Was Ancient Egypt a Nicer Place Than Ancient Mesopotamia?

This essay by Luka Trkanjec grapples with the question why ancient Egypt remains so much more popular than ancient Mesopotamia, and homes in on a similar phenomenon existing in ancient Greece contemporary with Egypt and Mesopotamia, as well as cultural differences making ancient Egypt a more pleasing place to learn about compared to ancient Mesopotamia. This goes beyond stone monuments in Egypt having survived better than brick structures in Mesopotamia.

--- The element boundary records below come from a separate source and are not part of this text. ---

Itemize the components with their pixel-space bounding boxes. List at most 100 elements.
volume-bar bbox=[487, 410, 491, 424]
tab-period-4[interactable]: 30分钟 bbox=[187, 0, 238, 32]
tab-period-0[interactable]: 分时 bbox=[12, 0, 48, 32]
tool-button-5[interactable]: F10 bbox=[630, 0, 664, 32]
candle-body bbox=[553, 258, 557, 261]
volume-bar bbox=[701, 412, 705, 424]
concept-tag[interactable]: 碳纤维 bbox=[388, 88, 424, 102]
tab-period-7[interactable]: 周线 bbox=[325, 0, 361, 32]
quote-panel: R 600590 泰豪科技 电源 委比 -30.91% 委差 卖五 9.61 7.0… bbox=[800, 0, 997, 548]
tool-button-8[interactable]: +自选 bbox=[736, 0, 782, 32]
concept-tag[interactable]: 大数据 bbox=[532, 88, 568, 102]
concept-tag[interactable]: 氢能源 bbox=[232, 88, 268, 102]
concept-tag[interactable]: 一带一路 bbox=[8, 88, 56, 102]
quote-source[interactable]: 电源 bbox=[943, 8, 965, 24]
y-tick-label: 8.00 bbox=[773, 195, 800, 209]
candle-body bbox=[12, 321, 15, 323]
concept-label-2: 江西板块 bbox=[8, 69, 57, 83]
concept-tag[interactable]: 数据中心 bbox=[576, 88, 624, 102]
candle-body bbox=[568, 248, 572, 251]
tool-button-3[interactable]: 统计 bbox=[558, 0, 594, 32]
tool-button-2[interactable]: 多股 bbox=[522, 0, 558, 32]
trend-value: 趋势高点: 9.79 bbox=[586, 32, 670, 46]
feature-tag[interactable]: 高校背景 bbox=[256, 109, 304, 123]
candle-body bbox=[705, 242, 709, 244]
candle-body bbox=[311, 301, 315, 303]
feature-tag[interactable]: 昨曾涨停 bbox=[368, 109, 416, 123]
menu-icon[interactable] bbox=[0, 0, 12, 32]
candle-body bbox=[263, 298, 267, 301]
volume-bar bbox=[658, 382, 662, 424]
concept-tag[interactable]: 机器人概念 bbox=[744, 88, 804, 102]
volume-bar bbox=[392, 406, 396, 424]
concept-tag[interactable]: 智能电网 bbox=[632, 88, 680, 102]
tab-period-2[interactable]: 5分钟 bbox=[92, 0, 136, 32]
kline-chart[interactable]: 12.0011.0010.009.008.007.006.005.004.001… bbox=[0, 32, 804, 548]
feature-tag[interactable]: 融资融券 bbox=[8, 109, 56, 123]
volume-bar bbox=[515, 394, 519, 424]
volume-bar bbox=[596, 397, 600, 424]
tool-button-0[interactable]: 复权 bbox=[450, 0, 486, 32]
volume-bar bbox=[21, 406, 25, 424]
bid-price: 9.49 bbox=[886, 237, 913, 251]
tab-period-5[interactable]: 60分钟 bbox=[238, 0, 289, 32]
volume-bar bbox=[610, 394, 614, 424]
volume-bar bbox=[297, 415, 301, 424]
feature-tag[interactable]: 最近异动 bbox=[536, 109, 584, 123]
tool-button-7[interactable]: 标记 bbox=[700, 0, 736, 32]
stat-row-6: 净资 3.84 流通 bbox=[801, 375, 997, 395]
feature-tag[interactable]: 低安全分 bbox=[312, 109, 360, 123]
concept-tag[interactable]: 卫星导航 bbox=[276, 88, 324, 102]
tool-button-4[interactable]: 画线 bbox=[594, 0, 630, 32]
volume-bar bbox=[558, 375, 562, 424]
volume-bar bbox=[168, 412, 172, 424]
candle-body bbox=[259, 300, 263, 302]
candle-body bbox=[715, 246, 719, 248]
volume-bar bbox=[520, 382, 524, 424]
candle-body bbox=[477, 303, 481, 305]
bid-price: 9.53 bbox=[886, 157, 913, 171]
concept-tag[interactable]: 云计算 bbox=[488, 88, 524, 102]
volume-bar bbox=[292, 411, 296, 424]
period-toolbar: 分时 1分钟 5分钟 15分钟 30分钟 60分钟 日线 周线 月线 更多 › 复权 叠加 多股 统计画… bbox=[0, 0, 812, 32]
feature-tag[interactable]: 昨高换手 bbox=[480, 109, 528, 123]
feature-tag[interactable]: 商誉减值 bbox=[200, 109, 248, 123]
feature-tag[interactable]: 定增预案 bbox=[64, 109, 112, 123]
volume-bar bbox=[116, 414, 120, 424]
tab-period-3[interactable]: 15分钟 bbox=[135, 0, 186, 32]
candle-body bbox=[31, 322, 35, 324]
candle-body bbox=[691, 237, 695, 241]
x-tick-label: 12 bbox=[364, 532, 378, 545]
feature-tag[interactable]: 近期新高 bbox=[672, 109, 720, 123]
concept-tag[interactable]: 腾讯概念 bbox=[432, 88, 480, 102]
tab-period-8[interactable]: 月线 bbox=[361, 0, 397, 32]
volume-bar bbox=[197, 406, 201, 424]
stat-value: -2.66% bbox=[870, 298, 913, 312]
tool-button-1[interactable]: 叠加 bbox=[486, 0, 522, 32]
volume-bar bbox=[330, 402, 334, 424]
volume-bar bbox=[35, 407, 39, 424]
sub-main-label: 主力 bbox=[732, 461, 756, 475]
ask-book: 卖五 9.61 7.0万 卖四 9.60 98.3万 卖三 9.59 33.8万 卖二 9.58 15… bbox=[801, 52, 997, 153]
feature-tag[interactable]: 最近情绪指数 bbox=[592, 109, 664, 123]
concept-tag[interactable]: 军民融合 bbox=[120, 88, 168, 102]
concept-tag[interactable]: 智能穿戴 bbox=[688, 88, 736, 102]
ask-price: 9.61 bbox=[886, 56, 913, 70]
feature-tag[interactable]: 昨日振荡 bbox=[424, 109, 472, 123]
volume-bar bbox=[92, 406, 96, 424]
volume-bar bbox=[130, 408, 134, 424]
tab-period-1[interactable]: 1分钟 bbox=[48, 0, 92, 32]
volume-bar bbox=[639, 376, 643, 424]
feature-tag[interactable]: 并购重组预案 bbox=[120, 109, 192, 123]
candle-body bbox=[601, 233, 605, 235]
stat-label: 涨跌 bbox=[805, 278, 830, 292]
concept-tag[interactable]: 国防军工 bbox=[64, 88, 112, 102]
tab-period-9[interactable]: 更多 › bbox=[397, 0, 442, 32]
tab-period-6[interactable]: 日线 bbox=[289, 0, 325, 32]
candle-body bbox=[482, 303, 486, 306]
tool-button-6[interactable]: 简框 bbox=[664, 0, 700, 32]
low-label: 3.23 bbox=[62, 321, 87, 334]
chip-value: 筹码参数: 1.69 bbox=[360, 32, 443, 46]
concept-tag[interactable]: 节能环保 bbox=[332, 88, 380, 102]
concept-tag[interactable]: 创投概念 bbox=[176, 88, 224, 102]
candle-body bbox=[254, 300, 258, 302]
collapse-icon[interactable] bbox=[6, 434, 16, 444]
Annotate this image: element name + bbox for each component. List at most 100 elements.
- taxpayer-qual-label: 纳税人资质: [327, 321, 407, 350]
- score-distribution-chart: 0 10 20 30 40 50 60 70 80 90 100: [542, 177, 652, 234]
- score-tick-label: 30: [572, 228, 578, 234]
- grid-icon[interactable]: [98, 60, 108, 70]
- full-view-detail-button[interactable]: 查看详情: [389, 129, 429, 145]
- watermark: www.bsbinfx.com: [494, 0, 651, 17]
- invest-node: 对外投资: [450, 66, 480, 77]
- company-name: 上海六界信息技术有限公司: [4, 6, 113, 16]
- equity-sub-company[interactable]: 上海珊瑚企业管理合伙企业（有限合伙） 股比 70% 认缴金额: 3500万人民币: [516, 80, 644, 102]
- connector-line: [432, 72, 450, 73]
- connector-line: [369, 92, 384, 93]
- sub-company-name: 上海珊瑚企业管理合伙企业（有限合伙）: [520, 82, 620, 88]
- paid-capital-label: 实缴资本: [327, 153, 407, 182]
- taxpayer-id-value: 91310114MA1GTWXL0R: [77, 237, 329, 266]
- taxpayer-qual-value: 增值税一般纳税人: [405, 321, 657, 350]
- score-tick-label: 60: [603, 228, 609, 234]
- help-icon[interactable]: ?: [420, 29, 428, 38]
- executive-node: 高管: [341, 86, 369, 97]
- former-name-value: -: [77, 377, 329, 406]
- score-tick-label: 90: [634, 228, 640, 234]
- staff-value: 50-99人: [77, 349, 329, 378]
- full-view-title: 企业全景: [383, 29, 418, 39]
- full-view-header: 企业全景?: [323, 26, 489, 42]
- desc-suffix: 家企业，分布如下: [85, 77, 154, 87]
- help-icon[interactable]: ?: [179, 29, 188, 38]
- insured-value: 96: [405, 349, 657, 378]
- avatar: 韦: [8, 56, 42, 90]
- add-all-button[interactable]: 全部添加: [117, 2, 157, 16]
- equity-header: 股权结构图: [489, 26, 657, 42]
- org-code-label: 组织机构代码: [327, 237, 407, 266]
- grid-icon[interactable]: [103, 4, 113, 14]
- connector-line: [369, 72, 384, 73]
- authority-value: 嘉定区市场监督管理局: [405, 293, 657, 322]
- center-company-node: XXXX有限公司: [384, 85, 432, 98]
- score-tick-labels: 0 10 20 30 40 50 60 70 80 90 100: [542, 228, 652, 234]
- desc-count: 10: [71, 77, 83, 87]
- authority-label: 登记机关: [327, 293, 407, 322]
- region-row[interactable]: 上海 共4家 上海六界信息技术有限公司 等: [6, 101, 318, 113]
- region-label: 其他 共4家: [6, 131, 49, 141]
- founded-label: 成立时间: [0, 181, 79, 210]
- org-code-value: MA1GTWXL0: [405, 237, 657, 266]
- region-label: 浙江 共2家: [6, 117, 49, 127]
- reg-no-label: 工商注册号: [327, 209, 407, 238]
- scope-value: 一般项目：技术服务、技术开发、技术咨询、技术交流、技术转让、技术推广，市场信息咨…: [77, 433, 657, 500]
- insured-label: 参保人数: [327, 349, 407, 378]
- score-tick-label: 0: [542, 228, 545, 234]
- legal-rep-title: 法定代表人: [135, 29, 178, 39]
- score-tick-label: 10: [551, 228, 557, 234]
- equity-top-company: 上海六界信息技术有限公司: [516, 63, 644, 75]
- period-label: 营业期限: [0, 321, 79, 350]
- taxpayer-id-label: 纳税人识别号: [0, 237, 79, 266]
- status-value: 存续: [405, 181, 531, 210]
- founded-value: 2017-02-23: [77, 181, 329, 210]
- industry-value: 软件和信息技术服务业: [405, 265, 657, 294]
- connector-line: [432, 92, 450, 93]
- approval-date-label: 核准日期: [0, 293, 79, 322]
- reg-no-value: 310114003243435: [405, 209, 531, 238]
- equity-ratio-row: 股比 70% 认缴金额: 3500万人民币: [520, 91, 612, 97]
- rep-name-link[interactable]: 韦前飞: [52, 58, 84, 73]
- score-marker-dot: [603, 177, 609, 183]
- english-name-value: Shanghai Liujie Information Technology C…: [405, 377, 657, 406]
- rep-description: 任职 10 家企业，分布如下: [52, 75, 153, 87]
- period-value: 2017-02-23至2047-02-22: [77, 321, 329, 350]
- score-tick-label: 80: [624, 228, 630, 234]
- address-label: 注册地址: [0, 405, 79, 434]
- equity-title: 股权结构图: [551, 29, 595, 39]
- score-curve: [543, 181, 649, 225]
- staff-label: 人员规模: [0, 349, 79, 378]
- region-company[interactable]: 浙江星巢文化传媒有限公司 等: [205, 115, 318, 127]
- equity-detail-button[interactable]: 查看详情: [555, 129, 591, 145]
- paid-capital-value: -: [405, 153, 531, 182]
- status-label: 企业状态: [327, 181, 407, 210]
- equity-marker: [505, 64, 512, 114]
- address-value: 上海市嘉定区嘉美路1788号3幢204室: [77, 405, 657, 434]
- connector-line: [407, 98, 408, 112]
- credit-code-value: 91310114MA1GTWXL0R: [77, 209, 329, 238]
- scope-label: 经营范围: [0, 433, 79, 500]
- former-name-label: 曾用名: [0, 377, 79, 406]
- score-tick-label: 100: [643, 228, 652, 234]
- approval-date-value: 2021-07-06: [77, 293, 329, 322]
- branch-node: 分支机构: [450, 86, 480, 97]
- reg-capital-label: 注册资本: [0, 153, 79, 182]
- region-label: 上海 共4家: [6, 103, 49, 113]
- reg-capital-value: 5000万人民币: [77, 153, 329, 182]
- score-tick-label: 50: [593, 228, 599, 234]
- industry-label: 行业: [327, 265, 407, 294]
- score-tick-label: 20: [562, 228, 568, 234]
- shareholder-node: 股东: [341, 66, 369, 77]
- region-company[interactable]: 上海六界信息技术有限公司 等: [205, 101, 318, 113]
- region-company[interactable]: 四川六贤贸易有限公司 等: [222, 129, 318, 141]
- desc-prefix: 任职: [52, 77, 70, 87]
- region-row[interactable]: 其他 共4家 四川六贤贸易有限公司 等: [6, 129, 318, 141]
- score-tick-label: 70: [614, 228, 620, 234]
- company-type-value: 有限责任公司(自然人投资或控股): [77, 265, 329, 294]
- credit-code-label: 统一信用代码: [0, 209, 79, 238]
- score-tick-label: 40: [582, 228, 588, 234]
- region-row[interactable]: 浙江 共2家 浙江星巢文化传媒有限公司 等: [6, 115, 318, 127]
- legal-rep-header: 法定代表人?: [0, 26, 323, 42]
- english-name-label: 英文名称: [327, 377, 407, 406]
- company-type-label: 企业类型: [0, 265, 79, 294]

Some themes of Trkanjec’s nuanced drift is that of Egypt being a more serene and harmonious place suspicious of strict legal codification of people’s status. Egyptians often portrayed themselves as embracing families and couples, with Mesopotamian art traditions being lacking in this regard, but excelling in terms of depicting atrocities committed by one’s own side. Mesopotamia early on came to see domination, aggression and exploitation as something good, glorying in conquering warlords and developing strict legal codes with a famously draconic bent. While both were ancient monarchies, Ancient Egypt comes across as a culture who loved the good life, in contrast to the more pessimistic and misanthropic outlook of Mesopotamia. The latter also sported a constant phenomenon of impoverished robbers roving the fringes of the lands, without a similar thing being mentioned in any Egyptian sources outside of intermediary periods of collapse and disorder.

It may be added that Mesopotamian kings had themselves depicted with whips, and some even claimed the title King of the Universe. I cannot remember a single instance of Egyptian artists depicting people being flayed or impaled, in contrast to Mesopotamia. Trkanjec’s argument is not one of ancient Egyptians being bereft of evil or shy of e.g. depicting the killing of enemies, but it is one where the nuance difference between ancient Mesopotamia and Egypt is a noticable one, both in sources that have survived and in contemporary ancient Greek sources.

So, comparatively pleasant Egypt and grimdark Mesopotamia.

Whether one agrees or not, this rather long essay is worth checking out for anyone interested in the period (hint, Tomb Kings and Chaos Dwarfs, hint).